Quinton Culberson

No. 53, 56, 54
- Position: Linebacker

Personal information
- Born: October 21, 1985 (age 40) Jackson, Mississippi, U.S.
- Listed height: 6 ft 1 in (1.85 m)
- Listed weight: 240 lb (109 kg)

Career information
- College: Mississippi State
- NFL draft: 2007: undrafted

Career history
- St. Louis Rams (2007–2009); Florida Tuskers (2009); Carolina Panthers (2009); Edmonton Eskimos (2011);

Awards and highlights
- First-team All-SEC (2006);

Career NFL statistics
- Total tackles: 94
- Forced fumbles: 2
- Fumble recoveries: 1
- Stats at Pro Football Reference

= Quinton Culberson =

American gridiron football player (born 1985)

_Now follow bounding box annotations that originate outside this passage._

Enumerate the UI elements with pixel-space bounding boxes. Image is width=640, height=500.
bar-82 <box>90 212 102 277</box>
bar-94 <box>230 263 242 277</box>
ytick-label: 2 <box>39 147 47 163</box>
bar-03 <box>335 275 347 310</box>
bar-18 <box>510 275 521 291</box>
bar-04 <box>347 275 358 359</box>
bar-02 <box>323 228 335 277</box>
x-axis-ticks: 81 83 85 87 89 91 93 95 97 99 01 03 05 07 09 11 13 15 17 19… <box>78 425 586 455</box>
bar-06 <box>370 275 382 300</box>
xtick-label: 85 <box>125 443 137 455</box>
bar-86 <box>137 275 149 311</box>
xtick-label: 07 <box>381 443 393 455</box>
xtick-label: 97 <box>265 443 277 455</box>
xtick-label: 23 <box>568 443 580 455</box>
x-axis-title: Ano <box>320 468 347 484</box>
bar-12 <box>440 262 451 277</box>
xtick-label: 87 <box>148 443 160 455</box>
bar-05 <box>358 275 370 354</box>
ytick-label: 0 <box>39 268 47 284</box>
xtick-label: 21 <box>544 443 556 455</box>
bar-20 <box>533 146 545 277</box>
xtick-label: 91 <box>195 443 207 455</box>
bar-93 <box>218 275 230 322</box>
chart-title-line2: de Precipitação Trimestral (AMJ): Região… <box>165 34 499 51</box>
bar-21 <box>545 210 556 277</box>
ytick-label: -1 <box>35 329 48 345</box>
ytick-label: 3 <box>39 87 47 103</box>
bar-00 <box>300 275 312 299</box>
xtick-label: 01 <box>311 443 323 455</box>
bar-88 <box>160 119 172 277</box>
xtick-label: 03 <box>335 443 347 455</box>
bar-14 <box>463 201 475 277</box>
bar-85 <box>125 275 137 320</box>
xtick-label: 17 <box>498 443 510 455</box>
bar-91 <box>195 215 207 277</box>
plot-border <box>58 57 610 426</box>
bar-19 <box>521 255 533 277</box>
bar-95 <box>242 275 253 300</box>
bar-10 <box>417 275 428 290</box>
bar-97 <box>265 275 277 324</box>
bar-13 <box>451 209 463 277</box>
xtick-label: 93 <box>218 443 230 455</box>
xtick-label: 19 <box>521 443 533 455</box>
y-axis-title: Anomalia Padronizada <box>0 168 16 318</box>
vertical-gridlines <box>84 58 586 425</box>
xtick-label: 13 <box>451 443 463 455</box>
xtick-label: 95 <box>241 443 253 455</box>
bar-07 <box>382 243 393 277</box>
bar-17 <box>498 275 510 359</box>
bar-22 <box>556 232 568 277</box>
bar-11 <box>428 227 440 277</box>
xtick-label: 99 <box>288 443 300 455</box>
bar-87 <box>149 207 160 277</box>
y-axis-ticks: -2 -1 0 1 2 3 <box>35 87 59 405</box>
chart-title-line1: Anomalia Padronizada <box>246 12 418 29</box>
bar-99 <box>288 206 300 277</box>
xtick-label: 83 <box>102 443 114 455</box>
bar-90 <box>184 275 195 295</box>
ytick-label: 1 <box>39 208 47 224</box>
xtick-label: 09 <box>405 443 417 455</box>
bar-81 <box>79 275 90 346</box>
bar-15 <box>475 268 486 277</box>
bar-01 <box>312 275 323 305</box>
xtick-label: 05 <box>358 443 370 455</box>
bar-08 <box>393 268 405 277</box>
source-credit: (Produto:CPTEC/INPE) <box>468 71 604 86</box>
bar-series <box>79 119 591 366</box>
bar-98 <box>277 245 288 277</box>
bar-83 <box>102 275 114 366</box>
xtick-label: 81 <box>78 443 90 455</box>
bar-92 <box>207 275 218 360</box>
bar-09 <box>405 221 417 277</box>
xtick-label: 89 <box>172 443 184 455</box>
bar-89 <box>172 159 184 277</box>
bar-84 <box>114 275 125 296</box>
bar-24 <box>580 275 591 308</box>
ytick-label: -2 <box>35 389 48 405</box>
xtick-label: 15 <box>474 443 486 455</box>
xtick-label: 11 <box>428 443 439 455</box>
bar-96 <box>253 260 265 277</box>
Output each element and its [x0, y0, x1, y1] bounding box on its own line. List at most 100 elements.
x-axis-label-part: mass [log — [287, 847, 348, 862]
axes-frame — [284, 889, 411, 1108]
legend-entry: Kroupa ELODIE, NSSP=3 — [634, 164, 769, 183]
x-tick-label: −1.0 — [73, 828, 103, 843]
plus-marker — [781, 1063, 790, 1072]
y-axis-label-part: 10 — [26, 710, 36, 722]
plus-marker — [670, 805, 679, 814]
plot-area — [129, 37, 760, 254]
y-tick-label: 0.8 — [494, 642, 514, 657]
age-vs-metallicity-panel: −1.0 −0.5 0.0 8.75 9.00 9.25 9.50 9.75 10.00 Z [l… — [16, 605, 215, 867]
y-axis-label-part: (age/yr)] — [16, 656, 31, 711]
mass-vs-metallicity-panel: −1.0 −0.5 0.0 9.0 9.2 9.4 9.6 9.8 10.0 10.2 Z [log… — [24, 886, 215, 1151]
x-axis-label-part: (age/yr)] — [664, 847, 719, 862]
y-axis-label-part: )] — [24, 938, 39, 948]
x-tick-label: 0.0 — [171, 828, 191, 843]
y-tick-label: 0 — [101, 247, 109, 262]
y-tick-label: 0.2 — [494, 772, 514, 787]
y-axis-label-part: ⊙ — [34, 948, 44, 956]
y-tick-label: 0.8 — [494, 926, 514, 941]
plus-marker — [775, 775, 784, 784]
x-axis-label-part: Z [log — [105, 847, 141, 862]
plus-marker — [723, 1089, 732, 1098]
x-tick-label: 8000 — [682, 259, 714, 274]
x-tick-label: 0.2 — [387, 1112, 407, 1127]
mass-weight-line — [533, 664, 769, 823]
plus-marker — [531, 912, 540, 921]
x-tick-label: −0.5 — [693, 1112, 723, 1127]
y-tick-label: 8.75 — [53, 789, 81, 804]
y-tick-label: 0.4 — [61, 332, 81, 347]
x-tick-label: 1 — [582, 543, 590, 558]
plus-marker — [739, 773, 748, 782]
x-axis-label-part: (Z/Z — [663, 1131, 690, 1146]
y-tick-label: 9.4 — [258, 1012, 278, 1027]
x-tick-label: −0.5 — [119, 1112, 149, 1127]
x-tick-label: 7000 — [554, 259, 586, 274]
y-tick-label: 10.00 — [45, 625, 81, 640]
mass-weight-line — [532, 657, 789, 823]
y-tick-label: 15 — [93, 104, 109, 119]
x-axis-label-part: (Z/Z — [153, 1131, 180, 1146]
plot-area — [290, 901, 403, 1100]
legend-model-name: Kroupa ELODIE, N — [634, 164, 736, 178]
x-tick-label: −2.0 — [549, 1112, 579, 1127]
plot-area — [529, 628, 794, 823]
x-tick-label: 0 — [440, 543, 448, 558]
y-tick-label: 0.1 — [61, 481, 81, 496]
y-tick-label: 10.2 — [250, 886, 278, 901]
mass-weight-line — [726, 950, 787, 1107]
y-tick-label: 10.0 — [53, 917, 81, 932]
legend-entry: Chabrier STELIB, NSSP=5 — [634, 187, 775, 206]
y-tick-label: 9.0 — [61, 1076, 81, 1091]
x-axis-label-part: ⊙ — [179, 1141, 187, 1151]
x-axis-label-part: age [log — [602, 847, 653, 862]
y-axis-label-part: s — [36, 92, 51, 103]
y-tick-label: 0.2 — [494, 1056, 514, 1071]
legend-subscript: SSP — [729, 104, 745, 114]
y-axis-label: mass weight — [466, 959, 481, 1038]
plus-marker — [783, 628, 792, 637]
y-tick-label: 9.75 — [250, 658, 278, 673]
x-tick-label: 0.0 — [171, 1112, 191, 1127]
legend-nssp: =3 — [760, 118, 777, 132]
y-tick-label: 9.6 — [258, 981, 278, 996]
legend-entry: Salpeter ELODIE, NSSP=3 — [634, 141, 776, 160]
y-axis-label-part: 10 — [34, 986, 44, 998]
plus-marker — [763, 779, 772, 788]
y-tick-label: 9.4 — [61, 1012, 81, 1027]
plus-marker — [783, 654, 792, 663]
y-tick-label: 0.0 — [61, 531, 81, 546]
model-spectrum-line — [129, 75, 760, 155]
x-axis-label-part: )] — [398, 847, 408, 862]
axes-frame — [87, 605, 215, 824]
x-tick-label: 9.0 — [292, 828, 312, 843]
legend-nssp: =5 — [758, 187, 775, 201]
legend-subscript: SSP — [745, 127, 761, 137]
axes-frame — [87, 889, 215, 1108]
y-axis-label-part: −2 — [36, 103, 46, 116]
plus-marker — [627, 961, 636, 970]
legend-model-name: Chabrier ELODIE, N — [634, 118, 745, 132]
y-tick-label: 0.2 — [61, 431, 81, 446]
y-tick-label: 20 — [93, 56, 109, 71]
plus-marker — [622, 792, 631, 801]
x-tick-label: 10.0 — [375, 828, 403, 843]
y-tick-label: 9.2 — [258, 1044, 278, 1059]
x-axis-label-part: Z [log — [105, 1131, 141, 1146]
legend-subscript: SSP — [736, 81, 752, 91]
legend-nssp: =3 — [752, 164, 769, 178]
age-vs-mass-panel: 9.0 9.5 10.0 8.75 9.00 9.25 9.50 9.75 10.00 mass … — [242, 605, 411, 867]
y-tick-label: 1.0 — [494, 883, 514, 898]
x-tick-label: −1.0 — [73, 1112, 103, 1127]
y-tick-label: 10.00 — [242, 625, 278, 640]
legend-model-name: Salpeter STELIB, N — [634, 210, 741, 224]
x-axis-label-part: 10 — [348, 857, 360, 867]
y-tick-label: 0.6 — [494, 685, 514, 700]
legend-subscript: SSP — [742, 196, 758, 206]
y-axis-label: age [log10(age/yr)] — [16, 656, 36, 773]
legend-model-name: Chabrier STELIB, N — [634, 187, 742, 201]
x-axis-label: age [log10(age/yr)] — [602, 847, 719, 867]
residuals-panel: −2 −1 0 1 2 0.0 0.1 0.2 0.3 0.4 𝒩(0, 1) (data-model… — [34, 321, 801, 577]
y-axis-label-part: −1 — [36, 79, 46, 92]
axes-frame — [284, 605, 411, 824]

Quinton Culberson (born October 21, 1985) is an American former professional football player who was a linebacker for the Carolina Panthers of the National Football League (NFL). He played college football for the Mississippi State Bulldogs and was signed by the St. Louis Rams as an undrafted free agent in 2007. Culberson has also played for the Florida Tuskers.

==Early life==
As a high school senior at Provine High School in Jackson, Mississippi, he was named the Jackson Clarion-Ledger's 2002 Metro-Area (Hinds, Rankin, and Madison counties) Football Player of the Year. He was also first-team All-State selection as a senior after recording 64 tackles, three interceptions and two fumble recoveries. He also saw action on offense, totaling 22 catches for 430 yards and 10 touchdowns. Culberson also starred in track and was the Mississippi Class 4A state champion high jumper, with a personal best of 6’10".

==College career==
Culberson attended Mississippi State University and was a four-year starter, starting at cornerback as a freshman and playing some safety before adding significant size to his frame to help facilitate a move to linebacker. He finished his college career with 42 games played (36 starts), 278 tackles, 13.5 tackles for loss, 2.0 sacks, four interceptions, 13 passes defensed, four forced fumbles. He began his career at Mississippi State as a cornerback before moving to linebacker. He was first-team All-Southeastern Conference as a senior after leading the Bulldogs with 102 tackles. As a junior, he had 78 tackles, which also led the team. Began sophomore season as reserve safety before moving to linebacker and he started the final five games of the season as outside linebacker, registering 56 tackles and a 35-yard interception return for a touchdown. Culberson was named Freshman All-SEC by The Sporting News and league’s coaches and started at cornerback in first eight games of season before suffering a broken leg. He totaled 42 tackles and a team-leading six passes defensed. He was the first true freshman to start for the Bulldogs since 1986.

==Professional career==

===Pre-draft===

Pre-draft measurables
| Height | Weight | 40-yard dash | Vertical jump | Broad jump | Bench press |
| 6 ft 1 in (1.85 m) | 236 lb (107 kg) | 4.77 s | 29+1⁄2 in (0.75 m) | 9 ft 5 in (2.87 m) | 18 reps |
All values from NFL Combine.

===St. Louis Rams===
On May 3, 2007, Culberson signed as an undrafted rookie free agent to a rookie minimum ($285,000) contract by the St. Louis Rams. He was the only undrafted rookie to make Rams opening day roster in 2007. In 2007, Culberson played 14 games with one start, and he recorded 24 tackles with forced two fumbles, playing mostly on special teams. On January 25, 2008, Culberson signed a contract extension that paid him $375,000 in 2008. In 2008, he played 16 games with ten starts. He had 44 tackles and knocked away 2 passes.

Following the signing of Paris Lenon, the Rams waived Culberson on September 16, 2009.

===Carolina Panthers===
Culberson was signed by the Carolina Panthers on December 2, 2009.

===Edmonton Eskimos===
Culberson signed with the Edmonton Eskimos of the CFL on March 10, 2011.